Fighting food insecurity

Caela O’Connell is an environmental anthropologist with expertise in disaster recovery and food systems sustainability. The assistant professor of anthropology is part of the Environment, Ecology and Energy Program, or E3P, and has also been fielding media calls related to her research.

She quickly realized that for students the COVID-19 pandemic is immediate and omnipresent in their lives. “I realized that it would be more meaningful if we could connect broader course concepts with what’s happening right now in our world.”

In her large “Introduction to Anthropology” course, the students’ research projects will coordinate with the Foxfire COVID-19 Oral History Project. The students will record oral histories of how their family members are coping with the pandemic for an archive that focuses on Southeastern states and central/Southern Appalachia, which will help contribute to future research on the pandemic.

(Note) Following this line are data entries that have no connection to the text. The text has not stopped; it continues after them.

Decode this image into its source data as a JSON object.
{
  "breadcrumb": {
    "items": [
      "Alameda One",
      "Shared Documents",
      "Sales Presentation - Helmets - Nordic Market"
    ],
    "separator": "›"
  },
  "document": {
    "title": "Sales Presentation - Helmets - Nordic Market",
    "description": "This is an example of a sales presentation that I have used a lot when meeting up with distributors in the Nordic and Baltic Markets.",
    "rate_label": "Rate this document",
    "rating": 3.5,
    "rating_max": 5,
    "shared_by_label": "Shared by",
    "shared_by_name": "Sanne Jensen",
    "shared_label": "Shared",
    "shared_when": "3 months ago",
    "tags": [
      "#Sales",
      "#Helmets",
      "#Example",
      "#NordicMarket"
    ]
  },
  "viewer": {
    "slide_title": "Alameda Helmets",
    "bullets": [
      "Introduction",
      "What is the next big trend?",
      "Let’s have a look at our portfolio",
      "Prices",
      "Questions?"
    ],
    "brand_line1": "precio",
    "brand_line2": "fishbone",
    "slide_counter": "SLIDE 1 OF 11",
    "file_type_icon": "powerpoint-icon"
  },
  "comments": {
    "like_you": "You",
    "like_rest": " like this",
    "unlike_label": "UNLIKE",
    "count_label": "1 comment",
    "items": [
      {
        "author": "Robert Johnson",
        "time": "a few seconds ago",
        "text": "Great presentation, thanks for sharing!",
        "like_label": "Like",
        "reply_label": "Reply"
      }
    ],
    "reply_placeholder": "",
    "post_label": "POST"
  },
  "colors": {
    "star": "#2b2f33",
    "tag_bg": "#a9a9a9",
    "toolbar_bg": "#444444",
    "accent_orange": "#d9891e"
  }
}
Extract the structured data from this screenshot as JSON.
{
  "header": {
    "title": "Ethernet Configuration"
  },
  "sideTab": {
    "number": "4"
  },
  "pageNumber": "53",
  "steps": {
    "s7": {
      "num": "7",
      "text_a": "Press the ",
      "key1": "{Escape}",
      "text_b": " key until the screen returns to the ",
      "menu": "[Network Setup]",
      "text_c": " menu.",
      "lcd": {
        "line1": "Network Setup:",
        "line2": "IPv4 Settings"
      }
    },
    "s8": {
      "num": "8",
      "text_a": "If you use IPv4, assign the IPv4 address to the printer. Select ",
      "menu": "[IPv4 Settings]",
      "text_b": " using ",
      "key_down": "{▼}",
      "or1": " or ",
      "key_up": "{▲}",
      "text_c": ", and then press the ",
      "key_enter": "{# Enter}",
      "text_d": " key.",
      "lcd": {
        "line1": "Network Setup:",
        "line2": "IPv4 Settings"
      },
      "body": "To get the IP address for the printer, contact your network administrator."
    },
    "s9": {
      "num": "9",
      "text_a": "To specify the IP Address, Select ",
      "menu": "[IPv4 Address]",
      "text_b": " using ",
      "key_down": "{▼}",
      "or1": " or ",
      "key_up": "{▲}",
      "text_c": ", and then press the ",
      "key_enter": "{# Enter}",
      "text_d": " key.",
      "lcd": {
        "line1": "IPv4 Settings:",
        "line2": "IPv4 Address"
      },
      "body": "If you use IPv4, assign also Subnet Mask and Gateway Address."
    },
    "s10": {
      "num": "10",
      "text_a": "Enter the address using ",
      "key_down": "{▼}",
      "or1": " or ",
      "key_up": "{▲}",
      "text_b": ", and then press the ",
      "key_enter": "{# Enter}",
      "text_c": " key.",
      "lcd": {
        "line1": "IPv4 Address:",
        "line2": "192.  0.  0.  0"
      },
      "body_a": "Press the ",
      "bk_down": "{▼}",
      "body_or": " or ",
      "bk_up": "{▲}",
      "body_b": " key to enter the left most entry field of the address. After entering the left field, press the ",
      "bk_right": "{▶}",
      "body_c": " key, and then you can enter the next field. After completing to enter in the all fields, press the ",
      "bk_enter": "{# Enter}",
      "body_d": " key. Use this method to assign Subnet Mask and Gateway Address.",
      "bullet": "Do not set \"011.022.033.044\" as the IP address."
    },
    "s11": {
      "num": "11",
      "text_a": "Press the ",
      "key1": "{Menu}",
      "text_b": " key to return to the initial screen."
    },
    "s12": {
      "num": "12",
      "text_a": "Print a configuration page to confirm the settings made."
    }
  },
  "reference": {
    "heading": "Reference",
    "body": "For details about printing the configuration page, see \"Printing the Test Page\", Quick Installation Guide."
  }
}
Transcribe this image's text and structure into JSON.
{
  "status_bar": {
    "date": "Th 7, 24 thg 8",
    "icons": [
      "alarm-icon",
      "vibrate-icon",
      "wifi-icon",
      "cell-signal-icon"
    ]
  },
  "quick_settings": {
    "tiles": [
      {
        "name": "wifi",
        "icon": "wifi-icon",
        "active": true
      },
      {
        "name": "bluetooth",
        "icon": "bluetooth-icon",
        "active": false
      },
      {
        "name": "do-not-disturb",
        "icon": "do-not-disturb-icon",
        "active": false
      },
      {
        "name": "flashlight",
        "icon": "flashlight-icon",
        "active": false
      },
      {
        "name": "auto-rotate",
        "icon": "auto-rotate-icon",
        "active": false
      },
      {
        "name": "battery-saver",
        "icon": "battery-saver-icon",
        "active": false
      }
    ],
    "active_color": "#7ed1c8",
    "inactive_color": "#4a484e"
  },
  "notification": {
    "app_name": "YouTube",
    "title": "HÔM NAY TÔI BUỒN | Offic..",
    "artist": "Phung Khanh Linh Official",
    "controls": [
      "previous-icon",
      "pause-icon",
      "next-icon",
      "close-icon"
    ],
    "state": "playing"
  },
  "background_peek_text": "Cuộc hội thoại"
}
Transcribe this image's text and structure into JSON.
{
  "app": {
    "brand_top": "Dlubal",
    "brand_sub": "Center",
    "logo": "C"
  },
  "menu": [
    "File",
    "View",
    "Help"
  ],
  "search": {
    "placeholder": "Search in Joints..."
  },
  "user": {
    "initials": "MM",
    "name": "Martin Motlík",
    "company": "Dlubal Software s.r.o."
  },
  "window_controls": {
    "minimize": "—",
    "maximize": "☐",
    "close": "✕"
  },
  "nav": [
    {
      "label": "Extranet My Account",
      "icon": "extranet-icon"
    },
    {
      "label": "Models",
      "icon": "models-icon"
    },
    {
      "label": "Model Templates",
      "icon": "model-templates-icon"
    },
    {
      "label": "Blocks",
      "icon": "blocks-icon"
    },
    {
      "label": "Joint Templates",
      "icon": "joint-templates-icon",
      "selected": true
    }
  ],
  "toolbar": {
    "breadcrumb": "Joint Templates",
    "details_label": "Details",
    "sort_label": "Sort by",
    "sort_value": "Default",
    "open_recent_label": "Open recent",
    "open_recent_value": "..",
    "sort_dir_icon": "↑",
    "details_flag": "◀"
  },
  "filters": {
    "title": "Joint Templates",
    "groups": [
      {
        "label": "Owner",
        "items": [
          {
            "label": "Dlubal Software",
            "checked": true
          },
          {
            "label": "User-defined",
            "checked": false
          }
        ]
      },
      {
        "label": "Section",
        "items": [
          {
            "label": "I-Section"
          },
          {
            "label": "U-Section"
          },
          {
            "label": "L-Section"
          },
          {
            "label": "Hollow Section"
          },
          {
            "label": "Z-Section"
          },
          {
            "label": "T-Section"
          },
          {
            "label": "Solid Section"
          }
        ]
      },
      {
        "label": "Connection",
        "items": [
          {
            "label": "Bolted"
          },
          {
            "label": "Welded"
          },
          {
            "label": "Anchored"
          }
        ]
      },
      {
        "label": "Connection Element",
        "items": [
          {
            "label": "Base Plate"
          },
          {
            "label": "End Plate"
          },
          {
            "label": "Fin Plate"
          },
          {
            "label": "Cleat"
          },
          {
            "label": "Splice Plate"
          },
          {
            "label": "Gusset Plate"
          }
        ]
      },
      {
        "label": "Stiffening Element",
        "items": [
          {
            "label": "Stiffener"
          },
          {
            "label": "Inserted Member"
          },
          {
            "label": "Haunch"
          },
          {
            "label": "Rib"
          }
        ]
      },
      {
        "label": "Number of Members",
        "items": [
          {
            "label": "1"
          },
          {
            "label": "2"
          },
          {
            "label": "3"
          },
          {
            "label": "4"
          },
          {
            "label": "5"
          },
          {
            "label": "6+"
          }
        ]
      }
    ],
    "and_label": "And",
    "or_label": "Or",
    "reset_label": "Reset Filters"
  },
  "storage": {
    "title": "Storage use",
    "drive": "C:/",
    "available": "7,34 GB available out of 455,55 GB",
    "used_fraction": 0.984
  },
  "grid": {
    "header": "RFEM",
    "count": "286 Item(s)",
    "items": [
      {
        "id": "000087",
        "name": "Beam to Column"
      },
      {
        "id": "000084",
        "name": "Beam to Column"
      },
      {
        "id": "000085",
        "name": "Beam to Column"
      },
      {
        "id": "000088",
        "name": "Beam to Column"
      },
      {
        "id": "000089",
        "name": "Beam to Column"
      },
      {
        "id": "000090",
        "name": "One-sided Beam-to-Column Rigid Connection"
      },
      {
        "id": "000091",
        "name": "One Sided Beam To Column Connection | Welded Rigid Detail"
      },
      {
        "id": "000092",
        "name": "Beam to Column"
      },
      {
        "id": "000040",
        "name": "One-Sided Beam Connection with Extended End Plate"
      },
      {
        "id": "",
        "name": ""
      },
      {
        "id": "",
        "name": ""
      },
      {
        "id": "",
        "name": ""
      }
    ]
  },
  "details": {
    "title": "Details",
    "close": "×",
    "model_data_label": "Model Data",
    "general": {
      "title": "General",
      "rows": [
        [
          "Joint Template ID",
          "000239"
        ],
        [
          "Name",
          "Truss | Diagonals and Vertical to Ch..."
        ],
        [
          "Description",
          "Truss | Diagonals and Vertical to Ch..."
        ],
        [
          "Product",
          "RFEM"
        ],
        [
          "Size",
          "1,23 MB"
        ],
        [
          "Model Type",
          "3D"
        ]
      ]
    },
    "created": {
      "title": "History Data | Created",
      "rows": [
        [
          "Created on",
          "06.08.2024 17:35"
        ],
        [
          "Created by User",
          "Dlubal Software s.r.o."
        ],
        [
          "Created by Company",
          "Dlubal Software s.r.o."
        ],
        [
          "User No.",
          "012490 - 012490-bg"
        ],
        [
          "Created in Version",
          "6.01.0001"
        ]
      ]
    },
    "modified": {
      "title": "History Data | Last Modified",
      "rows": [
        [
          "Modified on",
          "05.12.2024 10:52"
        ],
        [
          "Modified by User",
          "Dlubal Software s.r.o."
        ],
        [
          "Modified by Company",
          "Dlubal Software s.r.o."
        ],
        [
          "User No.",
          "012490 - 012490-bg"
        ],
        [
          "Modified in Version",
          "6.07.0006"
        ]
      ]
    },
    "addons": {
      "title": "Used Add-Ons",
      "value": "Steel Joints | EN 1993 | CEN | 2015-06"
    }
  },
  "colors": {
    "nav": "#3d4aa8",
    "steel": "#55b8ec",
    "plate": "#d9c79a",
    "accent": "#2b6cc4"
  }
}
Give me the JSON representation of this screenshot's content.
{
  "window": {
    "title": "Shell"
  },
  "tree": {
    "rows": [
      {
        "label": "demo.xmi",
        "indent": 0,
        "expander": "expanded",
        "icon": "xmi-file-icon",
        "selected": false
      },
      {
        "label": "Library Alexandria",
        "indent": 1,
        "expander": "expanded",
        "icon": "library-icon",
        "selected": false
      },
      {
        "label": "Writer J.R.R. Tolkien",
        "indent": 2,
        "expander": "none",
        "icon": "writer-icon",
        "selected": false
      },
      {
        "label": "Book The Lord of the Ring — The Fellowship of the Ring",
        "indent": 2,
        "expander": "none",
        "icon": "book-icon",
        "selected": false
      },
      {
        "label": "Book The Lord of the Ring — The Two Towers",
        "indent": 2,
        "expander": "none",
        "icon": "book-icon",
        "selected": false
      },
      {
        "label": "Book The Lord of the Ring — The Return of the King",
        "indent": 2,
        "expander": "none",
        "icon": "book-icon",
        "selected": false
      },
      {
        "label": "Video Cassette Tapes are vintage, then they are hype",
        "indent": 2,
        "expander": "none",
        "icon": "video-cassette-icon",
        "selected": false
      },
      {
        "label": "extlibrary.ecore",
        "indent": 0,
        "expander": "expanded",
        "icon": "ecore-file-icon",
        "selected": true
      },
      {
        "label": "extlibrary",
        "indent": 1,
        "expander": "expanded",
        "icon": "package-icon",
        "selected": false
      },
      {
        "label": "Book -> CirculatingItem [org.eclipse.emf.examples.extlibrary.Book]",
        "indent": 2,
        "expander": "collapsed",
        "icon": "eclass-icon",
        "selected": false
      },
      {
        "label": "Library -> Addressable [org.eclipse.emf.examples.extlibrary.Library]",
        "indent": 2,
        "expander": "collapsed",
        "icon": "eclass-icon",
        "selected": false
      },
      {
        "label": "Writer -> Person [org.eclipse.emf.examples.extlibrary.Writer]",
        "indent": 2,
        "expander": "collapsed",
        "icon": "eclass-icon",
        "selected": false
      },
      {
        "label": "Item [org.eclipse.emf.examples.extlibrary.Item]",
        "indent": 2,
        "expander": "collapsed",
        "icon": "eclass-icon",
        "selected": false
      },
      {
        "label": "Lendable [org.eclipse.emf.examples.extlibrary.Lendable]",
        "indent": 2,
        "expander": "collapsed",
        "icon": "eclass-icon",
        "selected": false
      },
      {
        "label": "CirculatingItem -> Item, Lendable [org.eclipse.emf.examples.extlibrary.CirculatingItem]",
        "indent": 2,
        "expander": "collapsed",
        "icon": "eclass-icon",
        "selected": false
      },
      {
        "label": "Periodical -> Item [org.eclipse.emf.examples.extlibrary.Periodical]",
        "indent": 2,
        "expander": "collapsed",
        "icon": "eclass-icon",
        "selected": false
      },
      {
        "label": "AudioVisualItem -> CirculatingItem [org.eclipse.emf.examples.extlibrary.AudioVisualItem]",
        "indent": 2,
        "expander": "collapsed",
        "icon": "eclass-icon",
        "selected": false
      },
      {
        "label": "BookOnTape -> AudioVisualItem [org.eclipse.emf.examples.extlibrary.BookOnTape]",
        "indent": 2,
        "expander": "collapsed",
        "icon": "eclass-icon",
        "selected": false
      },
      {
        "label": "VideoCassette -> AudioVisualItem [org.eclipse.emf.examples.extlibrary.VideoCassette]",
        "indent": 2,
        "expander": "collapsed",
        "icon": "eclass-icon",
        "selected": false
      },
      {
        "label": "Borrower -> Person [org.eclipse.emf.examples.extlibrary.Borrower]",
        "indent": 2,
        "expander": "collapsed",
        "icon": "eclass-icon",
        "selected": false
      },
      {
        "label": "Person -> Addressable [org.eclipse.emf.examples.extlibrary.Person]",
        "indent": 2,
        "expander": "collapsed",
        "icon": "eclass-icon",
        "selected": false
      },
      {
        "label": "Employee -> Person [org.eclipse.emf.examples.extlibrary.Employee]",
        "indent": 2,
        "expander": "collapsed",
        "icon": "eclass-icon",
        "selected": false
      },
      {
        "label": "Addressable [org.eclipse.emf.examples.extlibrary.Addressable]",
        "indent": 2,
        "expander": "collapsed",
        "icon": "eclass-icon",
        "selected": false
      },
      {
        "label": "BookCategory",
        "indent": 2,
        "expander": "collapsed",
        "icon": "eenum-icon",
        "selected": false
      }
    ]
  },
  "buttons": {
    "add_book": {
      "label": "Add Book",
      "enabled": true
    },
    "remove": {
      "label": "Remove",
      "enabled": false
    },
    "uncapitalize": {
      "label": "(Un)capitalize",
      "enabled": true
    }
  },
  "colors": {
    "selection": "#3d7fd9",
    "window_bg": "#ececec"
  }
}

“Contributing to Foxfire, [a crowdsourced oral history project], gives more weight to what they are doing,” she said. “And having recorded these interviews with their families, they will have these to look back on later when it’s not such a current source of anxiety and pain.”

In O’Connell’s smaller “Food, Environment and Sustainability” service-learning course, her students are documenting food access resources and food insecurity related to COVID-19. They are building a website that will address needs and problems related to food insecurity, will create a clearinghouse of organizations tackling food access issues and will curate resources to help families in need and to share information about how communities are impacted.

“This is applied research that will benefit the community,” O’Connell said.